O nosso amuleto a ser feito pelos pés e mãos do marroquino improvável
Para além das longas caminhadas pelos souks e de muita negociação muitas vezes sem chegarmos a comprar nada decidimos fazer alguns programas culturais também. Fomos ao Madraçal Ben Youssef, a antiga escola islâmica onde os alunos memorizavam o Alcorão, fundada no século XIV. A arquitectura e decoração exuberante faz deste local um dos exemplos mais belos de arte marroquina.
Fomos também à Maison de La Photographie, ao Palácio da Bahia e aos Jardins Majorelle.

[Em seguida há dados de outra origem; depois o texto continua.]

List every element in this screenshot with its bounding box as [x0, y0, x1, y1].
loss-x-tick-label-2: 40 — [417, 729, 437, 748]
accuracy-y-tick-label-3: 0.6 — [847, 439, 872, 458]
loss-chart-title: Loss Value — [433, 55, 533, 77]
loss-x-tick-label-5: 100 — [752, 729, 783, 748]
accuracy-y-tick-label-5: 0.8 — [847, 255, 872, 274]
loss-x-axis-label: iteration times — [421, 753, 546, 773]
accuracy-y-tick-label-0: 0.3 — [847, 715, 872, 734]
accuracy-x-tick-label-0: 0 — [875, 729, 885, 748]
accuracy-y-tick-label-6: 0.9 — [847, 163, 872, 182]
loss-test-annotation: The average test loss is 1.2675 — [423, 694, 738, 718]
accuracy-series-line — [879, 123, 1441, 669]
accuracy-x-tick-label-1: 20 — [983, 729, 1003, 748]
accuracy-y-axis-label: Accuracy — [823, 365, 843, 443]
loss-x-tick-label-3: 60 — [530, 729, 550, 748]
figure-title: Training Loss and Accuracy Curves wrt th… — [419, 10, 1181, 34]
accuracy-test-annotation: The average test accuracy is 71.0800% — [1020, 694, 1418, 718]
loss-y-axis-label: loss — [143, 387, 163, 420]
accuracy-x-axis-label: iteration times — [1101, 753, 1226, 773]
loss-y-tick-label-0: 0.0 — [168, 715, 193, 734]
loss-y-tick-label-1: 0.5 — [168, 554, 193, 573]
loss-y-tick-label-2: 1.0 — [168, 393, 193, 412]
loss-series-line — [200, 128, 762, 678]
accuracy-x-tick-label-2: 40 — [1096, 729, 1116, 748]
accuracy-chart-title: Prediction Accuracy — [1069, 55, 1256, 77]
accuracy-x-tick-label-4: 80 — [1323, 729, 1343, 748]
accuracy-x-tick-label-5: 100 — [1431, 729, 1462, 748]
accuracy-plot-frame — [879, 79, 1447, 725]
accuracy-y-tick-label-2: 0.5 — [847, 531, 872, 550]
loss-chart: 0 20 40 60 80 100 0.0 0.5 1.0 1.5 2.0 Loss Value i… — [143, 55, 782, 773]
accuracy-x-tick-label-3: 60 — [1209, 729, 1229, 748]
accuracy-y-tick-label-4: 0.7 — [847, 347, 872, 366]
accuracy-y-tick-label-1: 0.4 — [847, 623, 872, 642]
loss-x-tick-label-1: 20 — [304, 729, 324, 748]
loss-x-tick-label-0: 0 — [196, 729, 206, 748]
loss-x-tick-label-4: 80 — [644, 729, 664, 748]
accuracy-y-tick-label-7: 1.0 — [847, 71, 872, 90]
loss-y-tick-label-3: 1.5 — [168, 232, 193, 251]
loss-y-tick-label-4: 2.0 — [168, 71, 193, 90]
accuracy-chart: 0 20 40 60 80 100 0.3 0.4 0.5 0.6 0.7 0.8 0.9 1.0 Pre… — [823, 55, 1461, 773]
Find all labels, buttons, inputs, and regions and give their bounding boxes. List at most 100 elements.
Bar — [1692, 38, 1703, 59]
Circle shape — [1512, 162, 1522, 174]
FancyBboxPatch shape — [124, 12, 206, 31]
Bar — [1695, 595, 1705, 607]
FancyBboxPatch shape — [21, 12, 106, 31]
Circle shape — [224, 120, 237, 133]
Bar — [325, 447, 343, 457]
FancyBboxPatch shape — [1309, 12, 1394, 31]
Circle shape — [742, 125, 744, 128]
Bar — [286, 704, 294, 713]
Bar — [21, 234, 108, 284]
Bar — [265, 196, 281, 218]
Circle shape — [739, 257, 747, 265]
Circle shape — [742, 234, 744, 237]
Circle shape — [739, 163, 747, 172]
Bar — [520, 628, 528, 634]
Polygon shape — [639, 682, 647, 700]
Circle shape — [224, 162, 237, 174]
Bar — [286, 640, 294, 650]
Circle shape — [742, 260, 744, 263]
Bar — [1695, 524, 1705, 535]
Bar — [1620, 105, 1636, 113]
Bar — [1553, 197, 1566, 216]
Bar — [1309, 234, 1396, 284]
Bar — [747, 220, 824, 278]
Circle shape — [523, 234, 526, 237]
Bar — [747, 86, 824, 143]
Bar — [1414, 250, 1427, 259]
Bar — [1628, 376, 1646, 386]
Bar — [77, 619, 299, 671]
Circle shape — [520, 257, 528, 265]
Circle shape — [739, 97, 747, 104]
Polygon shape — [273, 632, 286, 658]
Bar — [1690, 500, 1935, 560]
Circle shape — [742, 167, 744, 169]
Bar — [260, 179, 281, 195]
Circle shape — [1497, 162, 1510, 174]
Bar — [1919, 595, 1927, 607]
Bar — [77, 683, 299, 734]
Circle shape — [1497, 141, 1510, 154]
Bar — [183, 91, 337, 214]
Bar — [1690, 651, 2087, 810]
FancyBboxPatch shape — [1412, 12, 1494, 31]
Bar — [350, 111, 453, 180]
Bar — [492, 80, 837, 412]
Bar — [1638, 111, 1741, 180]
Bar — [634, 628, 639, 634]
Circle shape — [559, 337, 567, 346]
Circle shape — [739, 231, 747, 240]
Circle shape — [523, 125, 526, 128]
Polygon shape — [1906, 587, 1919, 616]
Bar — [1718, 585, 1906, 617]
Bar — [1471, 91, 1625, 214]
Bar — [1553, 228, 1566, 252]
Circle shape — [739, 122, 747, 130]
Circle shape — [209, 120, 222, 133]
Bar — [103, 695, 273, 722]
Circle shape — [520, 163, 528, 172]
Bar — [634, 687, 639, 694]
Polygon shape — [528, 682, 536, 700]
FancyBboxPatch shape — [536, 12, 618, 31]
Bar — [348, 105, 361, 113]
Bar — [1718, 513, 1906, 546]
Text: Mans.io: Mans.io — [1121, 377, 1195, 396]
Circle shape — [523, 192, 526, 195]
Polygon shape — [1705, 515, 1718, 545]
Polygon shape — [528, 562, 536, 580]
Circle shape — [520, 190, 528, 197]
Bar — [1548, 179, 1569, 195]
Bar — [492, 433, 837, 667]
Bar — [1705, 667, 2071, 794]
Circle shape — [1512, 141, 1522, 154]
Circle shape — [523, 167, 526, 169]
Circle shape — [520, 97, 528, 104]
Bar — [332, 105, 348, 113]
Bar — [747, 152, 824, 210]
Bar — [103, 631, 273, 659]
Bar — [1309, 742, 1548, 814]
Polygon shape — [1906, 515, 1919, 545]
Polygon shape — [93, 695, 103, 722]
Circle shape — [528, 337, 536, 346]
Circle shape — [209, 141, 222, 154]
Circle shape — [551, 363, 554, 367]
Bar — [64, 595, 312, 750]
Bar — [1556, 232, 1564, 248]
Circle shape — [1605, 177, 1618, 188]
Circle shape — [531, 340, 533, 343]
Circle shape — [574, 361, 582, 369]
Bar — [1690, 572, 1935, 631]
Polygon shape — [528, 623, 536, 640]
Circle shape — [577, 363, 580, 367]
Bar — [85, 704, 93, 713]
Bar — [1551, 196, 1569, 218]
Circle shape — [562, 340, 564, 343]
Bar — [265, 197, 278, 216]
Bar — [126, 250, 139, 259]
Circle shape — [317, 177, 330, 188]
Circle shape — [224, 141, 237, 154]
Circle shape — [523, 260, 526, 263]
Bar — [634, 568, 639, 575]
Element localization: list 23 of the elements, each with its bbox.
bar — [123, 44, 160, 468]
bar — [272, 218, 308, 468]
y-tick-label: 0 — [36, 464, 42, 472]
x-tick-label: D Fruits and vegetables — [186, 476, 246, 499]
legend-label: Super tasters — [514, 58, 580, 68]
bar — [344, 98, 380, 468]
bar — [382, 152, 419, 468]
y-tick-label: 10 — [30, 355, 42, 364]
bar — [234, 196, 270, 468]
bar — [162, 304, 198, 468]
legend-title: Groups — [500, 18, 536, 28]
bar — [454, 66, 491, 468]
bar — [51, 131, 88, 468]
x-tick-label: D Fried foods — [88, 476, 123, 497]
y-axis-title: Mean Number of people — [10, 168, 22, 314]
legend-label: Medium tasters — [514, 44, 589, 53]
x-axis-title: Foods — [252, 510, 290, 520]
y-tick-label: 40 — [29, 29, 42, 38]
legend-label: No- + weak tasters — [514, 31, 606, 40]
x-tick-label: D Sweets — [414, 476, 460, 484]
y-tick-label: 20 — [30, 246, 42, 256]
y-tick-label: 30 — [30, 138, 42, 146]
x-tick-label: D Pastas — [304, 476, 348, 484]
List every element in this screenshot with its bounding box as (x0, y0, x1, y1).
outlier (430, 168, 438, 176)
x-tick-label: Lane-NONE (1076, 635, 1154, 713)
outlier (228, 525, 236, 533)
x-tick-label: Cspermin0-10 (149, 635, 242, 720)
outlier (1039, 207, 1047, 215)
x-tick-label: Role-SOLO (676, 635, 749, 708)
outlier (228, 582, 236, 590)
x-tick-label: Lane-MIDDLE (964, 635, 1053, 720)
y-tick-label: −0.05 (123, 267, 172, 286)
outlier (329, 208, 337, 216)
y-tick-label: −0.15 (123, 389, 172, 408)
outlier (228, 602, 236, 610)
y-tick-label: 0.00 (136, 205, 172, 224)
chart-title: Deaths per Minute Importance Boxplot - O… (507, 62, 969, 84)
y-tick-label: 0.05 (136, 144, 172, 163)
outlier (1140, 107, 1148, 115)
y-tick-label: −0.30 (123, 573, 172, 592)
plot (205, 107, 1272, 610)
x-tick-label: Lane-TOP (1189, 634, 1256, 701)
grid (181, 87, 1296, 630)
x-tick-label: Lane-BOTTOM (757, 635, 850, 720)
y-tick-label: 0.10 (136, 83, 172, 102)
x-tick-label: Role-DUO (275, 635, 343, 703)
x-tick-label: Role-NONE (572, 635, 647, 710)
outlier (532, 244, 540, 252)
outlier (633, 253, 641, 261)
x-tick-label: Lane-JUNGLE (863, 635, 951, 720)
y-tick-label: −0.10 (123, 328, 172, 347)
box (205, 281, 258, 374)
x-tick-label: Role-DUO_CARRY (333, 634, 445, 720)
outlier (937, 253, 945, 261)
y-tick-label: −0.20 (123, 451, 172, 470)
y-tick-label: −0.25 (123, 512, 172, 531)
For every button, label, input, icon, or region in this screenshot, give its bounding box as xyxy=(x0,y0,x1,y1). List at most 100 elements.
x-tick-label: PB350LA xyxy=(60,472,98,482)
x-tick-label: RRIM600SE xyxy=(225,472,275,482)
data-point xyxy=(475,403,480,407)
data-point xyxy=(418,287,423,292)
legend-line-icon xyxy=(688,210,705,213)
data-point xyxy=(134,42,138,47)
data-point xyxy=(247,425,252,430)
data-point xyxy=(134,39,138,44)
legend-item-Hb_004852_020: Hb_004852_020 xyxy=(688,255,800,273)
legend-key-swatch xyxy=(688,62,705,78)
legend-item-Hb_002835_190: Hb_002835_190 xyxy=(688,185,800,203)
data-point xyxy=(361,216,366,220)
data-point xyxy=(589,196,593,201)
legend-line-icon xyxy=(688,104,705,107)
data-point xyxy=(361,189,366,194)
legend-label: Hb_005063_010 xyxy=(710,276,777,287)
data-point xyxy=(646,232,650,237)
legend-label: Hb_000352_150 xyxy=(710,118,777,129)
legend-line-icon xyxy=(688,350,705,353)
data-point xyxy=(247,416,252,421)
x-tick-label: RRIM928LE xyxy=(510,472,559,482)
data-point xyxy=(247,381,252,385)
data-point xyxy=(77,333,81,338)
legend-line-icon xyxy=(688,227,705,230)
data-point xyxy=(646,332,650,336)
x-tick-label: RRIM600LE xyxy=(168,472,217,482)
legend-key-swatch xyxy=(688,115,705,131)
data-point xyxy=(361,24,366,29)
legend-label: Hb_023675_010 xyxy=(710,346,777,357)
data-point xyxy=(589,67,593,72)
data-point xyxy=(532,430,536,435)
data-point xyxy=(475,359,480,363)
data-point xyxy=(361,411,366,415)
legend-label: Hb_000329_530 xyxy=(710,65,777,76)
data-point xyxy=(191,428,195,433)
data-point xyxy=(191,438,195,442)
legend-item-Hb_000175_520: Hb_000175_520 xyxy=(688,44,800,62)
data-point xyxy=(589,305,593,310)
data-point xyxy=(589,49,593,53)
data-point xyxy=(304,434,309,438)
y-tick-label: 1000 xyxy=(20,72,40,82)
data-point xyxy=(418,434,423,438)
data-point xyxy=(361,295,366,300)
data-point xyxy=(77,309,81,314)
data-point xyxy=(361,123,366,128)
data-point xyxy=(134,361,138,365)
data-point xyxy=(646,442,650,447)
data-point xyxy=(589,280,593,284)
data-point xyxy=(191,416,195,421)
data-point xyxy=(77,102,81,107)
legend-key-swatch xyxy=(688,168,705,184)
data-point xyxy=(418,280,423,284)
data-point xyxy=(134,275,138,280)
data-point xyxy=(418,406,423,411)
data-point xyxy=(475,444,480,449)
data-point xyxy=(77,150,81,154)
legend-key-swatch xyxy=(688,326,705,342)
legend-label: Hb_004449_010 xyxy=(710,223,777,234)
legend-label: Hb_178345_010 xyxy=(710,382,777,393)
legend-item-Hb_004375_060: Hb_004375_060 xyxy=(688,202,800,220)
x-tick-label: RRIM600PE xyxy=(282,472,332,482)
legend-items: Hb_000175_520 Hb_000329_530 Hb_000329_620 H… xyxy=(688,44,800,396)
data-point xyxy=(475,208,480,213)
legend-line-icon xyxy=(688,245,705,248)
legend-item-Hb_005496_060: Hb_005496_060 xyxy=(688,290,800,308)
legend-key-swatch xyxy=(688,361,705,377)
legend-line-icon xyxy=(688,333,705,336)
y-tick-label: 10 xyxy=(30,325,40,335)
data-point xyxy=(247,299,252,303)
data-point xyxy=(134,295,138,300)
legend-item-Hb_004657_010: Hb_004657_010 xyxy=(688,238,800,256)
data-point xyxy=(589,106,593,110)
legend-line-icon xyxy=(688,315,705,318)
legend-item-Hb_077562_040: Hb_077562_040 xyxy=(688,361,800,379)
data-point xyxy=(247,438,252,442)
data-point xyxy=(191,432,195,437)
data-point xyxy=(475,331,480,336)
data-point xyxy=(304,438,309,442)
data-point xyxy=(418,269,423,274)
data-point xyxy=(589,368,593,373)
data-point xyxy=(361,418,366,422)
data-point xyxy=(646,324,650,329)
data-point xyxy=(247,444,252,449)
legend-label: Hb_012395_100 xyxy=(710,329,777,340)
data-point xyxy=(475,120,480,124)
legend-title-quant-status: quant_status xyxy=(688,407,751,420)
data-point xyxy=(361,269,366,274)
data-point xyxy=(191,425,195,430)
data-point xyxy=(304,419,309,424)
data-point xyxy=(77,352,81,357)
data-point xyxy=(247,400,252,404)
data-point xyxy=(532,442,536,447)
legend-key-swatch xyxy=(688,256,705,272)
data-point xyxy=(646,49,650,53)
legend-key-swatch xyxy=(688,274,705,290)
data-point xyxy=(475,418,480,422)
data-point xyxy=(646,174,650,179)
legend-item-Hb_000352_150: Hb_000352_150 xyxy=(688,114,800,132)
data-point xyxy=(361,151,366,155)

O reflexo na água do pátio central do Madraçal Ben Youssef
Vista da Maison de La Photographie
Reflexo nos Jardins Majorelle, conhecidos como os jardins onde Yves Saint Laurent se inspirava
E assim se passam quatro dias em Marraquexe, a cidade vermelha, assim chamada pelas construções em pedra avermelhada. É uma cidade que nos enche os olhos com as suas cores vibrantes e em que os sons e os cheiros fervilham num caldeirão de emoções.